Dr Neil Abbot describes some new MERGE-funded research

For the housebound and bedbound people represented by the 25% ME Group, it’s important to know that biomedical research is being done, but also that these experiments have some relevance to clinical symptoms. So, the results of a new scientific paper might be of some interest as it reports, for the first time, that the clinical symptoms of ME/CFS can be associated with "oxidative stress" in the blood.

Oxidative stress has been a hot topic in medical research over the last few years, and it is now clear that it is also an important factor in ME/CFS. Circulating in our blood are highly reactive molecules, known as free radicals, which can cause damage to our body’s cells; a process called oxidative stress.
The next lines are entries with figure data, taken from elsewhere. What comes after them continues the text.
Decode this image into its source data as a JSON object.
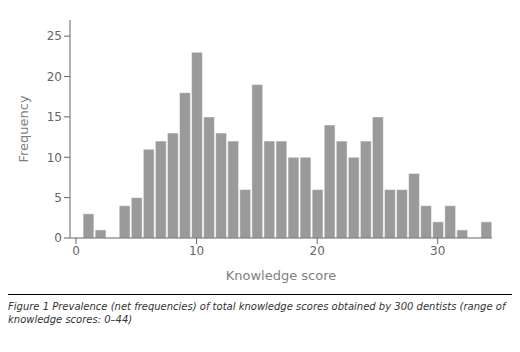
{
  "chart_data": {
    "type": "bar",
    "x": [
      0,
      1,
      2,
      3,
      4,
      5,
      6,
      7,
      8,
      9,
      10,
      11,
      12,
      13,
      14,
      15,
      16,
      17,
      18,
      19,
      20,
      21,
      22,
      23,
      24,
      25,
      26,
      27,
      28,
      29,
      30,
      31,
      32,
      33,
      34
    ],
    "values": [
      0,
      3,
      1,
      0,
      4,
      5,
      11,
      12,
      13,
      18,
      23,
      15,
      13,
      12,
      6,
      19,
      12,
      12,
      10,
      10,
      6,
      14,
      12,
      10,
      12,
      15,
      6,
      6,
      8,
      4,
      2,
      4,
      1,
      0,
      2
    ],
    "color": "#9a9a9a",
    "xlabel": "Knowledge score",
    "ylabel": "Frequency",
    "xlim": [
      -0.5,
      34.5
    ],
    "ylim": [
      0,
      27
    ],
    "xticks": [
      0,
      10,
      20,
      30
    ],
    "yticks": [
      0,
      5,
      10,
      15,
      20,
      25
    ],
    "grid": false,
    "annotations": [
      "Figure 1 Prevalence (net frequencies) of total knowledge scores obtained by 300 dentists (range of knowledge scores: 0–44)"
    ]
  }
}
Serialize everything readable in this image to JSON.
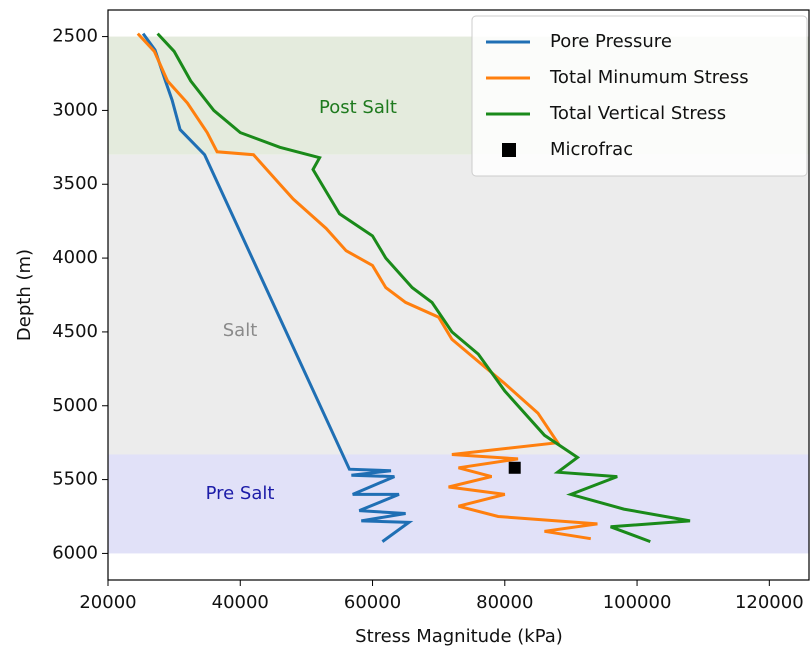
{
  "chart_data": {
    "type": "line",
    "xlabel": "Stress Magnitude (kPa)",
    "ylabel": "Depth (m)",
    "xlim": [
      20000,
      126000
    ],
    "ylim": [
      6180,
      2320
    ],
    "xticks": [
      20000,
      40000,
      60000,
      80000,
      100000,
      120000
    ],
    "yticks": [
      2500,
      3000,
      3500,
      4000,
      4500,
      5000,
      5500,
      6000
    ],
    "legend": "upper right",
    "regions": [
      {
        "label": "Post Salt",
        "from": 2500,
        "to": 3300,
        "color": "#e4ebdd",
        "label_color": "#1e7a1e"
      },
      {
        "label": "Salt",
        "from": 3300,
        "to": 5330,
        "color": "#ececec",
        "label_color": "#8a8a8a"
      },
      {
        "label": "Pre Salt",
        "from": 5330,
        "to": 6000,
        "color": "#e1e1f8",
        "label_color": "#1c1ca8"
      }
    ],
    "series": [
      {
        "name": "Pore Pressure",
        "color": "#1f6fb4",
        "marker": "line",
        "stress": [
          25300,
          27100,
          28600,
          29700,
          30900,
          34600,
          56500,
          62800,
          56800,
          63300,
          57000,
          64000,
          58000,
          65000,
          58300,
          65500,
          61500
        ],
        "depth": [
          2480,
          2590,
          2790,
          2930,
          3130,
          3300,
          5430,
          5440,
          5470,
          5480,
          5600,
          5600,
          5710,
          5730,
          5780,
          5790,
          5920
        ]
      },
      {
        "name": "Total Minumum Stress",
        "color": "#ff7f0e",
        "marker": "line",
        "stress": [
          24500,
          27000,
          29000,
          32000,
          35000,
          36500,
          42000,
          44000,
          46000,
          48000,
          50500,
          53000,
          56000,
          60000,
          62000,
          65000,
          70000,
          72000,
          76000,
          80000,
          85000,
          88000,
          72000,
          82000,
          73000,
          78000,
          71500,
          80000,
          73000,
          79000,
          94000,
          86000,
          93000
        ],
        "depth": [
          2480,
          2600,
          2800,
          2950,
          3150,
          3280,
          3300,
          3400,
          3500,
          3600,
          3700,
          3800,
          3950,
          4050,
          4200,
          4300,
          4400,
          4550,
          4700,
          4850,
          5050,
          5250,
          5330,
          5360,
          5420,
          5480,
          5550,
          5600,
          5680,
          5750,
          5800,
          5850,
          5900
        ]
      },
      {
        "name": "Total Vertical Stress",
        "color": "#1a8a1a",
        "marker": "line",
        "stress": [
          27500,
          30000,
          32500,
          36000,
          40000,
          46000,
          52000,
          51000,
          53000,
          55000,
          60000,
          62000,
          66000,
          69000,
          72000,
          76000,
          80000,
          86000,
          91000,
          88000,
          97000,
          90000,
          98000,
          108000,
          96000,
          102000
        ],
        "depth": [
          2480,
          2600,
          2800,
          3000,
          3150,
          3250,
          3320,
          3400,
          3550,
          3700,
          3850,
          4000,
          4200,
          4300,
          4500,
          4650,
          4900,
          5200,
          5350,
          5450,
          5480,
          5600,
          5700,
          5780,
          5820,
          5920
        ]
      },
      {
        "name": "Microfrac",
        "color": "#000000",
        "marker": "square",
        "stress": [
          81500
        ],
        "depth": [
          5420
        ]
      }
    ]
  }
}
Such damage is implicated in a number of conditions, including cardiovascular disease, most neurological diseases (including Alzheimer’s), and the ageing process. Importantly, oxidative stress might also be associated with acute and chronic infections which many believe to be at the root of ME/CFS.
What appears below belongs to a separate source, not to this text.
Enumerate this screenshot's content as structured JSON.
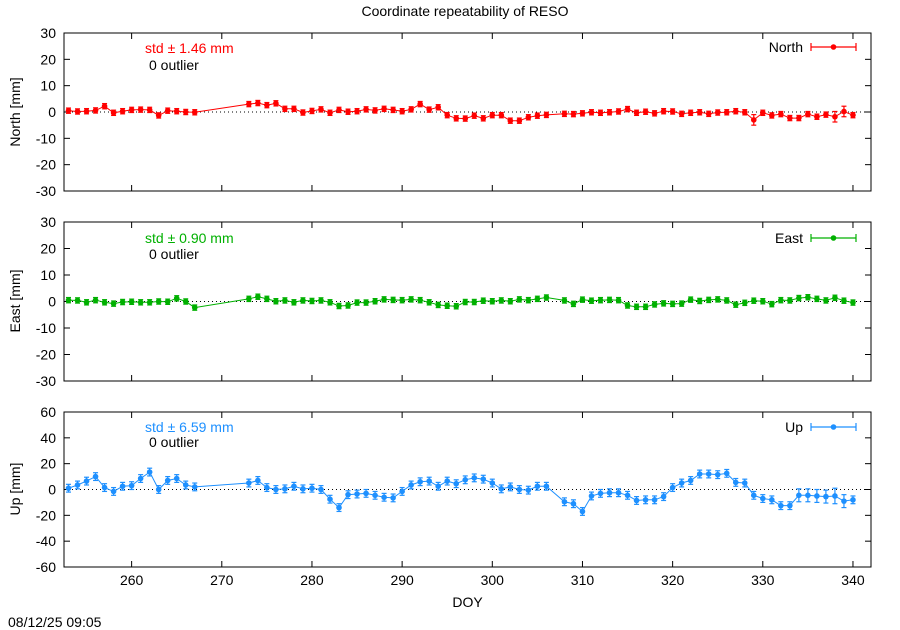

Several scientific studies have found that there are an excessive number of free radicals in people with the illness that might well be linked to the generation of symptoms in these patients. Dr Gwen Kennedy and the team at the University of Dundee’s Department of Medicine have been exploring this in more detail. They measured isoprostane levels in the blood of 47 patients with ME/CFS. Isoprostanes are by-products of the oxidative process, and are particularly nasty, causing blood vessels to constrict and promoting damage to the special lining of blood vessels called the endothelium. Isoprostanes are particularly sensitive and reliable markers of oxidative stress, and Dr Kennedy has found that their levels were raised by as much as 40% in patients compared with healthy volunteers.
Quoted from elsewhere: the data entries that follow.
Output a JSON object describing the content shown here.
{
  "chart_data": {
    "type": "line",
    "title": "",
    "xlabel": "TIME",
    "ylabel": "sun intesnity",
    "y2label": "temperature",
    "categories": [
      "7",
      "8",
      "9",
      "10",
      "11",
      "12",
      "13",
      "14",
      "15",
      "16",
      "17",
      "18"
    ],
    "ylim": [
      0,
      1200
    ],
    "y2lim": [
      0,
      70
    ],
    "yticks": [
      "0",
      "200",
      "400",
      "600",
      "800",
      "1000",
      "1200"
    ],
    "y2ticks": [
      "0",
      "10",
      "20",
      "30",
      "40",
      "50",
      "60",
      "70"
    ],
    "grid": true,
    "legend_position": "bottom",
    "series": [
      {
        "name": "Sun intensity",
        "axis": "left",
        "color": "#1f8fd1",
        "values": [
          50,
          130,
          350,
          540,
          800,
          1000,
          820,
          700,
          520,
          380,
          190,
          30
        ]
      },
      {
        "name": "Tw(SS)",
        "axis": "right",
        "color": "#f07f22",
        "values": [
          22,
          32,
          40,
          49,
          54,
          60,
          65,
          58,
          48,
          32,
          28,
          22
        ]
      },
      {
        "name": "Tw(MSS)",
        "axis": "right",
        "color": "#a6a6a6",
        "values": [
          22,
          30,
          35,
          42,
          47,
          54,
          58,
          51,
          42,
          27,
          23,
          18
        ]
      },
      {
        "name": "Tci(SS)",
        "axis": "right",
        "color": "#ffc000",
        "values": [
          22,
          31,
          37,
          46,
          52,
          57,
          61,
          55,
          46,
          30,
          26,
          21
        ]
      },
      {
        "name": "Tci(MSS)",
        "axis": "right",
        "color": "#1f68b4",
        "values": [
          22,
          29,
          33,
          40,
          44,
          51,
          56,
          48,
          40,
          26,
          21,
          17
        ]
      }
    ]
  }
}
In the new scientific report she related these findings to clinical symptoms and found that isoprostane levels significantly positively correlated with joint pain and post exertional illness, and found some association with  muscle pain and unrefreshing sleep. She also found that isoprostane levels are significantly higher patients reporting the most severe post-exercise illness than in patients with mild post-exercise illness, and in patients with more severe joint pain than those with either no or mild joint pain. However, these associations were only present in ME/CFS patients whose blood pressure and weight were within "normal" ranges.

This is the first time that raised levels of the gold standard measure of in vivo oxidative stress and their association with ME/CFS symptoms have been reported. The source of the free radicals has yet to be determined, but it could arise from a variety of biological processes such as chronic infections, immune dysfunction, and abnormalities within muscle cells or within the central nervous. The team in Dundee is engaged in researching this further.

Interestingly, the authors say that on balance ME/CFS patients have a biochemical profile consistent with cardiovascular risk, and the presence of high levels of isoprostanes may explain some of the symptoms of the disease. It is possible to speculate that supplementation with specific antioxidant medications might help to ameliorate symptoms and any potential cardiovascular complications of the illness, but further work and replication of the results by other research groups around the world will be needed before antioxidant supplementation can be recommended as a specific therapy.